Monday, 17 December 2012

A voice in the Crowd

 A colleague of mine developed a marvelous theory she calls traducture which describes the power relations inherently constructed through translation.  For instance, when you hold a meeting and decide one language will be the primary language of communication and other languages will use translation, the primary language and meanings in that language move to the top of a hierarchy.  A power structure forms.  There are many subtle ways in which translation influences power, some of which are quite obvious like this example, others may be less apparent.  Having done some very informal, if-no-one-else-can-then-I-will-try sort of translation (it's a very challenging skill that I do not possess), but more often working as a cultural translator in tandem with professional translators, I have seen the impact of these power dynamics first hand.  

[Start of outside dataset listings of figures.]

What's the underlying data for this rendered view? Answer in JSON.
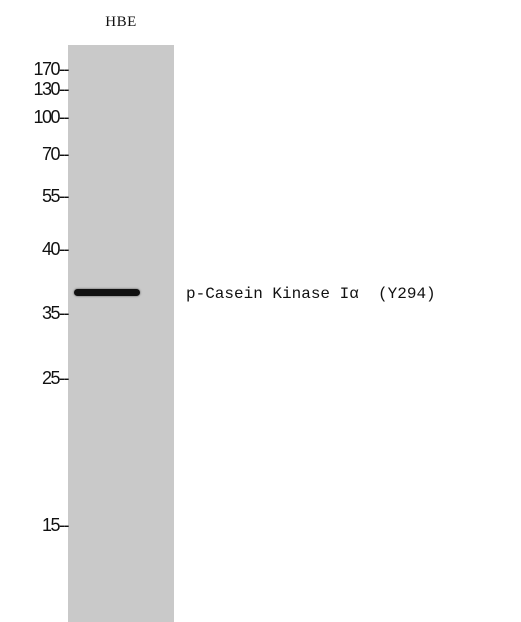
{
  "lane": {
    "label": "HBE"
  },
  "markers": [
    {
      "label": "170--"
    },
    {
      "label": "130--"
    },
    {
      "label": "100--"
    },
    {
      "label": "70--"
    },
    {
      "label": "55--"
    },
    {
      "label": "40--"
    },
    {
      "label": "35--"
    },
    {
      "label": "25--"
    },
    {
      "label": "15--"
    }
  ],
  "band": {
    "label": "p-Casein Kinase Iα  (Y294)"
  },
  "colors": {
    "lane": "#c9c9c9",
    "band": "#111111",
    "text": "#111111"
  }
}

A recent article in the New York Times explored this topic with the example of sign language used by scientists.  The concluding remarks reflected both the cultural and cognitive divide in communication between the deaf community and hearing community.
Such elegant personifications of tricky scientific concepts leave some deaf students feeling sorry for those who rely on their ears. “One of my students was telling me recently that she can’t imagine the difficulty that hearing instructors must have in describing concepts through spoken English, because of the linearity of spoken language,” Dr. Braun said.

Listening to other communities and cultures express sentiments such as this drives me to look at how technology (ICT) captures communication.  Is it only able to capture 'the linearity of spoken language' because the organization of interface objects and the databases they connect to presumes a linear narrative pattern?

Recently, I had an article accepted for publication on the topic of crowdsourced translation, specifically used in the context of crisis and disasters.  My intent was to reflect on the process of designing the technology and consider how the broader context and long-term use of the translated (and raw untranslated) information could drive design change.

you can read a pre-publish copy here

Both International non-governmental organizations and government actors have embraced the technological union of humans and software, known as crowdsourcing, to manage the flood of information produced during recent crises. However, unlike a business solution, the task of translation is unique during a crisis situation; the costs are human, and the impact is social and political. This paper follows four crises in which different crowdsourcing applications were developed by a range of actors. In each instance, the design approach failed to incorporate the unique circumstances of the conflict context resulting in a translation application which removed authorship, dissolved intentionality, and shed contextual markers from original sources. This flawed application prevented the original contributors from interacting with the information directly related to their own life-threatening situation, and the information it amassed formed an unsound basis for decision-making by international actors. The associated consequences during: post-earthquake Haiti 2010, Libya and Egypt 2011, and Somalia 2011/12 are intended to provoke process improvement among all stakeholders.